Likewise the semantics of revocation involve a point-in-time change in trust status. All usages of the key afterwards are considered void; usage before that time is still acceptable. That moment is intended to capture the transition point when assertions made in the certificate are no longer true. Recall that X509 digital certificates encode statements made by the CA about an entity, such as “public key 0x1234… belongs to the organization Acme Inc which is headquartered in New York, USA.” While competent CAs are responsible for verifying the validity of these facts prior to issuance, not even the most diligent CA can escape the fact that their validity can change afterwards. For example the private-key can be compromised and uploaded to Pastebin, implying that it is no longer under sole possession of Acme. Or the company could change its name and move its business registration to Timbuktu, a location different than the state and country specified in the original certificate.  Going back to the above example of the Acme certificate valid in 2015: suppose that half-way through the calendar year Acme private-key is compromised. Clearly signatures produced after that date can not be reliably attributed to Acme: it could be Acme or it could be the miscreants that stole the private-key. On the other hand signatures made before, as determined by third-party trusted timestamp should not be affected by events that occurred later.**

In some scenarios this distinction between before/after is moot. If an email message was encrypted using the public-key found in an S/MIME certificate months ago, it is not possible for the sender to go back in time and recall the message now that the certificate is revoked. Likewise authentication happens in real-time and it is not possible to “undo” previous instances when a revoked certificate was accepted. Digital signatures on the other hand are unique: the trust status of a certificate is repeatedly evaluated at future dates when verifying a signature created in the past. Intuitively signatures created before revocation time should still be afforded full trust, while those created afterwards are considered bogus. Authenticode follows this intuition. Signatures time-stamped prior to the revocation instant continue to validate, while those produced afterwards (or lacking a time-stamp altogether) are considered invalid. The alternative does not scale: if all trust magically evaporates due to revocation, one would have to go back and re-create all signatures.

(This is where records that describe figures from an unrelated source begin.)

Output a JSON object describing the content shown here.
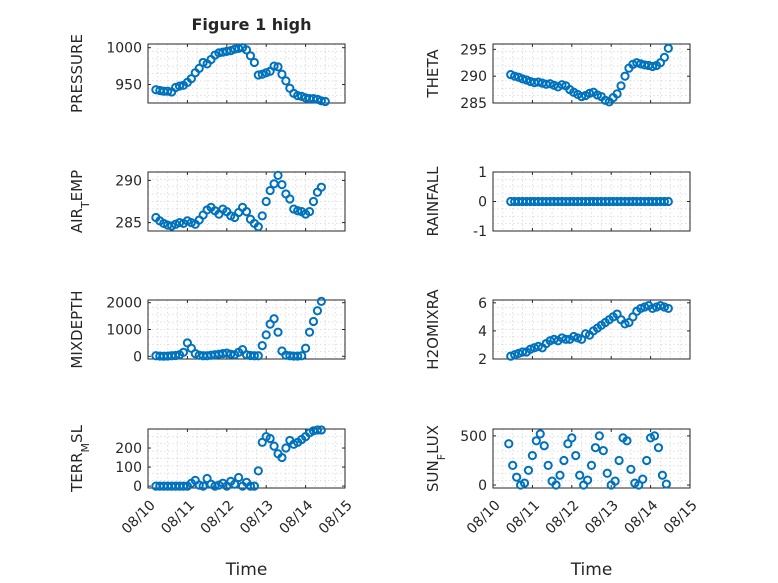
{
  "chart_data": [
    {
      "id": "pressure",
      "type": "scatter",
      "title": "Figure 1 high",
      "ylabel": "PRESSURE",
      "xlabel": "",
      "ylim": [
        925,
        1005
      ],
      "yticks": [
        950,
        1000
      ],
      "ytick_labels": [
        "950",
        "1000"
      ],
      "xlim": [
        0,
        5
      ],
      "xticks": [
        0,
        1,
        2,
        3,
        4,
        5
      ],
      "x": [
        0.2,
        0.3,
        0.4,
        0.5,
        0.6,
        0.7,
        0.8,
        0.9,
        1.0,
        1.1,
        1.2,
        1.3,
        1.4,
        1.5,
        1.6,
        1.7,
        1.8,
        1.9,
        2.0,
        2.1,
        2.2,
        2.3,
        2.4,
        2.5,
        2.6,
        2.7,
        2.8,
        2.9,
        3.0,
        3.1,
        3.2,
        3.3,
        3.4,
        3.5,
        3.6,
        3.7,
        3.8,
        3.9,
        4.0,
        4.1,
        4.2,
        4.3,
        4.4,
        4.5
      ],
      "y": [
        943,
        942,
        941,
        941,
        940,
        946,
        948,
        949,
        953,
        958,
        966,
        972,
        980,
        978,
        984,
        990,
        993,
        994,
        995,
        996,
        998,
        999,
        1000,
        997,
        989,
        980,
        963,
        964,
        966,
        968,
        975,
        974,
        964,
        955,
        945,
        938,
        935,
        934,
        932,
        931,
        931,
        930,
        928,
        927
      ],
      "color": "#0072BD"
    },
    {
      "id": "theta",
      "type": "scatter",
      "title": "",
      "ylabel": "THETA",
      "xlabel": "",
      "ylim": [
        285,
        296
      ],
      "yticks": [
        285,
        290,
        295
      ],
      "ytick_labels": [
        "285",
        "290",
        "295"
      ],
      "xlim": [
        0,
        5
      ],
      "xticks": [
        0,
        1,
        2,
        3,
        4,
        5
      ],
      "x": [
        0.45,
        0.55,
        0.65,
        0.75,
        0.85,
        0.95,
        1.05,
        1.15,
        1.25,
        1.35,
        1.45,
        1.55,
        1.65,
        1.75,
        1.85,
        1.95,
        2.05,
        2.15,
        2.25,
        2.35,
        2.45,
        2.55,
        2.65,
        2.75,
        2.85,
        2.95,
        3.05,
        3.15,
        3.25,
        3.35,
        3.45,
        3.55,
        3.65,
        3.75,
        3.85,
        3.95,
        4.05,
        4.15,
        4.25,
        4.35,
        4.45
      ],
      "y": [
        290.3,
        290.0,
        289.8,
        289.5,
        289.3,
        289.0,
        288.8,
        288.9,
        288.7,
        288.5,
        288.6,
        288.3,
        288.0,
        288.4,
        288.2,
        287.5,
        287.0,
        286.6,
        286.2,
        286.4,
        286.8,
        287.0,
        286.5,
        286.2,
        285.5,
        285.2,
        286.0,
        286.7,
        288.2,
        290.0,
        291.5,
        292.2,
        292.5,
        292.3,
        292.1,
        292.0,
        291.8,
        292.0,
        292.5,
        293.5,
        295.2
      ],
      "color": "#0072BD"
    },
    {
      "id": "air_temp",
      "type": "scatter",
      "title": "",
      "ylabel_main": "AIR",
      "ylabel_sub": "T",
      "ylabel_rest": "EMP",
      "xlabel": "",
      "ylim": [
        284,
        291
      ],
      "yticks": [
        285,
        290
      ],
      "ytick_labels": [
        "285",
        "290"
      ],
      "xlim": [
        0,
        5
      ],
      "xticks": [
        0,
        1,
        2,
        3,
        4,
        5
      ],
      "x": [
        0.2,
        0.3,
        0.4,
        0.5,
        0.6,
        0.7,
        0.8,
        0.9,
        1.0,
        1.1,
        1.2,
        1.3,
        1.4,
        1.5,
        1.6,
        1.7,
        1.8,
        1.9,
        2.0,
        2.1,
        2.2,
        2.3,
        2.4,
        2.5,
        2.6,
        2.7,
        2.8,
        2.9,
        3.0,
        3.1,
        3.2,
        3.3,
        3.4,
        3.5,
        3.6,
        3.7,
        3.8,
        3.9,
        4.0,
        4.1,
        4.2,
        4.3,
        4.4
      ],
      "y": [
        285.6,
        285.2,
        284.9,
        284.7,
        284.6,
        284.8,
        285.0,
        284.9,
        285.2,
        285.0,
        284.8,
        285.3,
        285.9,
        286.5,
        286.8,
        286.4,
        286.0,
        286.6,
        286.3,
        285.8,
        285.6,
        286.2,
        286.8,
        286.3,
        285.4,
        284.9,
        284.5,
        285.8,
        287.5,
        288.8,
        289.6,
        290.6,
        289.5,
        288.4,
        287.8,
        286.6,
        286.4,
        286.3,
        286.0,
        286.3,
        287.5,
        288.6,
        289.2
      ],
      "color": "#0072BD"
    },
    {
      "id": "rainfall",
      "type": "scatter",
      "title": "",
      "ylabel": "RAINFALL",
      "xlabel": "",
      "ylim": [
        -1,
        1
      ],
      "yticks": [
        -1,
        0,
        1
      ],
      "ytick_labels": [
        "-1",
        "0",
        "1"
      ],
      "xlim": [
        0,
        5
      ],
      "xticks": [
        0,
        1,
        2,
        3,
        4,
        5
      ],
      "x": [
        0.45,
        0.55,
        0.65,
        0.75,
        0.85,
        0.95,
        1.05,
        1.15,
        1.25,
        1.35,
        1.45,
        1.55,
        1.65,
        1.75,
        1.85,
        1.95,
        2.05,
        2.15,
        2.25,
        2.35,
        2.45,
        2.55,
        2.65,
        2.75,
        2.85,
        2.95,
        3.05,
        3.15,
        3.25,
        3.35,
        3.45,
        3.55,
        3.65,
        3.75,
        3.85,
        3.95,
        4.05,
        4.15,
        4.25,
        4.35,
        4.45
      ],
      "y": [
        0,
        0,
        0,
        0,
        0,
        0,
        0,
        0,
        0,
        0,
        0,
        0,
        0,
        0,
        0,
        0,
        0,
        0,
        0,
        0,
        0,
        0,
        0,
        0,
        0,
        0,
        0,
        0,
        0,
        0,
        0,
        0,
        0,
        0,
        0,
        0,
        0,
        0,
        0,
        0,
        0
      ],
      "color": "#0072BD"
    },
    {
      "id": "mixdepth",
      "type": "scatter",
      "title": "",
      "ylabel": "MIXDEPTH",
      "xlabel": "",
      "ylim": [
        -100,
        2100
      ],
      "yticks": [
        0,
        1000,
        2000
      ],
      "ytick_labels": [
        "0",
        "1000",
        "2000"
      ],
      "xlim": [
        0,
        5
      ],
      "xticks": [
        0,
        1,
        2,
        3,
        4,
        5
      ],
      "x": [
        0.2,
        0.3,
        0.4,
        0.5,
        0.6,
        0.7,
        0.8,
        0.9,
        1.0,
        1.1,
        1.2,
        1.3,
        1.4,
        1.5,
        1.6,
        1.7,
        1.8,
        1.9,
        2.0,
        2.1,
        2.2,
        2.3,
        2.4,
        2.5,
        2.6,
        2.7,
        2.8,
        2.9,
        3.0,
        3.1,
        3.2,
        3.3,
        3.4,
        3.5,
        3.6,
        3.7,
        3.8,
        3.9,
        4.0,
        4.1,
        4.2,
        4.3,
        4.4
      ],
      "y": [
        20,
        10,
        5,
        10,
        20,
        30,
        60,
        150,
        500,
        300,
        100,
        40,
        20,
        20,
        40,
        60,
        80,
        100,
        120,
        80,
        60,
        150,
        250,
        60,
        30,
        20,
        20,
        400,
        800,
        1200,
        1400,
        900,
        200,
        40,
        20,
        10,
        10,
        20,
        300,
        900,
        1300,
        1700,
        2050
      ],
      "color": "#0072BD"
    },
    {
      "id": "h2omixra",
      "type": "scatter",
      "title": "",
      "ylabel": "H2OMIXRA",
      "xlabel": "",
      "ylim": [
        2,
        6.2
      ],
      "yticks": [
        2,
        4,
        6
      ],
      "ytick_labels": [
        "2",
        "4",
        "6"
      ],
      "xlim": [
        0,
        5
      ],
      "xticks": [
        0,
        1,
        2,
        3,
        4,
        5
      ],
      "x": [
        0.45,
        0.55,
        0.65,
        0.75,
        0.85,
        0.95,
        1.05,
        1.15,
        1.25,
        1.35,
        1.45,
        1.55,
        1.65,
        1.75,
        1.85,
        1.95,
        2.05,
        2.15,
        2.25,
        2.35,
        2.45,
        2.55,
        2.65,
        2.75,
        2.85,
        2.95,
        3.05,
        3.15,
        3.25,
        3.35,
        3.45,
        3.55,
        3.65,
        3.75,
        3.85,
        3.95,
        4.05,
        4.15,
        4.25,
        4.35,
        4.45
      ],
      "y": [
        2.2,
        2.3,
        2.4,
        2.5,
        2.5,
        2.7,
        2.8,
        2.9,
        2.8,
        3.1,
        3.3,
        3.4,
        3.3,
        3.5,
        3.4,
        3.4,
        3.6,
        3.5,
        3.4,
        3.8,
        3.7,
        4.0,
        4.2,
        4.4,
        4.6,
        4.8,
        5.0,
        5.2,
        4.8,
        4.5,
        4.6,
        5.0,
        5.4,
        5.6,
        5.7,
        5.8,
        5.6,
        5.7,
        5.8,
        5.7,
        5.6
      ],
      "color": "#0072BD"
    },
    {
      "id": "terr_msl",
      "type": "scatter",
      "title": "",
      "ylabel_main": "TERR",
      "ylabel_sub": "M",
      "ylabel_rest": "SL",
      "xlabel": "Time",
      "ylim": [
        -10,
        300
      ],
      "yticks": [
        0,
        100,
        200
      ],
      "ytick_labels": [
        "0",
        "100",
        "200"
      ],
      "xlim": [
        0,
        5
      ],
      "xticks": [
        0,
        1,
        2,
        3,
        4,
        5
      ],
      "xtick_labels": [
        "08/10",
        "08/11",
        "08/12",
        "08/13",
        "08/14",
        "08/15"
      ],
      "x": [
        0.2,
        0.3,
        0.4,
        0.5,
        0.6,
        0.7,
        0.8,
        0.9,
        1.0,
        1.1,
        1.2,
        1.3,
        1.4,
        1.5,
        1.6,
        1.7,
        1.8,
        1.9,
        2.0,
        2.1,
        2.2,
        2.3,
        2.4,
        2.5,
        2.6,
        2.7,
        2.8,
        2.9,
        3.0,
        3.1,
        3.2,
        3.3,
        3.4,
        3.5,
        3.6,
        3.7,
        3.8,
        3.9,
        4.0,
        4.1,
        4.2,
        4.3,
        4.4
      ],
      "y": [
        0,
        0,
        0,
        0,
        0,
        0,
        0,
        0,
        0,
        15,
        30,
        5,
        0,
        40,
        10,
        0,
        5,
        15,
        0,
        25,
        10,
        45,
        0,
        20,
        0,
        0,
        80,
        230,
        260,
        250,
        210,
        170,
        150,
        200,
        240,
        220,
        230,
        245,
        260,
        280,
        290,
        295,
        295
      ],
      "color": "#0072BD"
    },
    {
      "id": "sun_flux",
      "type": "scatter",
      "title": "",
      "ylabel_main": "SUN",
      "ylabel_sub": "F",
      "ylabel_rest": "LUX",
      "xlabel": "Time",
      "ylim": [
        -30,
        570
      ],
      "yticks": [
        0,
        500
      ],
      "ytick_labels": [
        "0",
        "500"
      ],
      "xlim": [
        0,
        5
      ],
      "xticks": [
        0,
        1,
        2,
        3,
        4,
        5
      ],
      "xtick_labels": [
        "08/10",
        "08/11",
        "08/12",
        "08/13",
        "08/14",
        "08/15"
      ],
      "x": [
        0.4,
        0.5,
        0.6,
        0.7,
        0.8,
        0.9,
        1.0,
        1.1,
        1.2,
        1.3,
        1.4,
        1.5,
        1.6,
        1.7,
        1.8,
        1.9,
        2.0,
        2.1,
        2.2,
        2.3,
        2.4,
        2.5,
        2.6,
        2.7,
        2.8,
        2.9,
        3.0,
        3.1,
        3.2,
        3.3,
        3.4,
        3.5,
        3.6,
        3.7,
        3.8,
        3.9,
        4.0,
        4.1,
        4.2,
        4.3,
        4.4
      ],
      "y": [
        420,
        200,
        80,
        0,
        20,
        150,
        300,
        450,
        520,
        400,
        200,
        40,
        0,
        100,
        250,
        420,
        480,
        300,
        100,
        0,
        50,
        200,
        380,
        500,
        350,
        120,
        0,
        40,
        250,
        480,
        450,
        160,
        20,
        0,
        60,
        250,
        480,
        500,
        380,
        100,
        10
      ],
      "color": "#0072BD"
    }
  ]
}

To the extent that there is a problem here, it is an operational error on the part of CAs in choosing the revocation time. When software publishers are caught red-handed signing malware and this behavior is reported to certificate authorities, it appears that CAs are setting revocation date to the time of the report, as opposed to all the way back to original issuance time of the certificate. That means signed malware still continues to validate successfully according to Authenticode policy, as long as the crooks remembered to timestamp their signatures. (Not exactly a high-bar for crooks, considering that Verisign and others also operate free, publicly accessible time-stamping services.) The paper recommends “hard-revocation” which is made-up terminology for setting revocation time all the way back to issuance time of the certificate, or more precisely the notBefore date. This is effectively saying some assertion made in the certificate was wrong to begin with and the CA should never have issued it in the first place. From a pragmatic stance, that will certainly have the intended effect of invalidating all signatures. No unsuspecting user will accidentally trust the application because of a valid signature. (Assuming of course that users are not overriding Authenticode warnings. Unlike the case of web-browser SSL indicators which have been studied extensively, there is comparatively little research on whether users pay attention to code-signing UI.) While that is an admirable goal, this ambitious project to combat malware by changing CAs behavior is predicated on misunderstanding of what code-signing and digital certificates stand for.

[continued]

CP

** In practice this is complicated by the difficulty of determining precise time of key-compromise and typically involves conservatively estimating on the early side.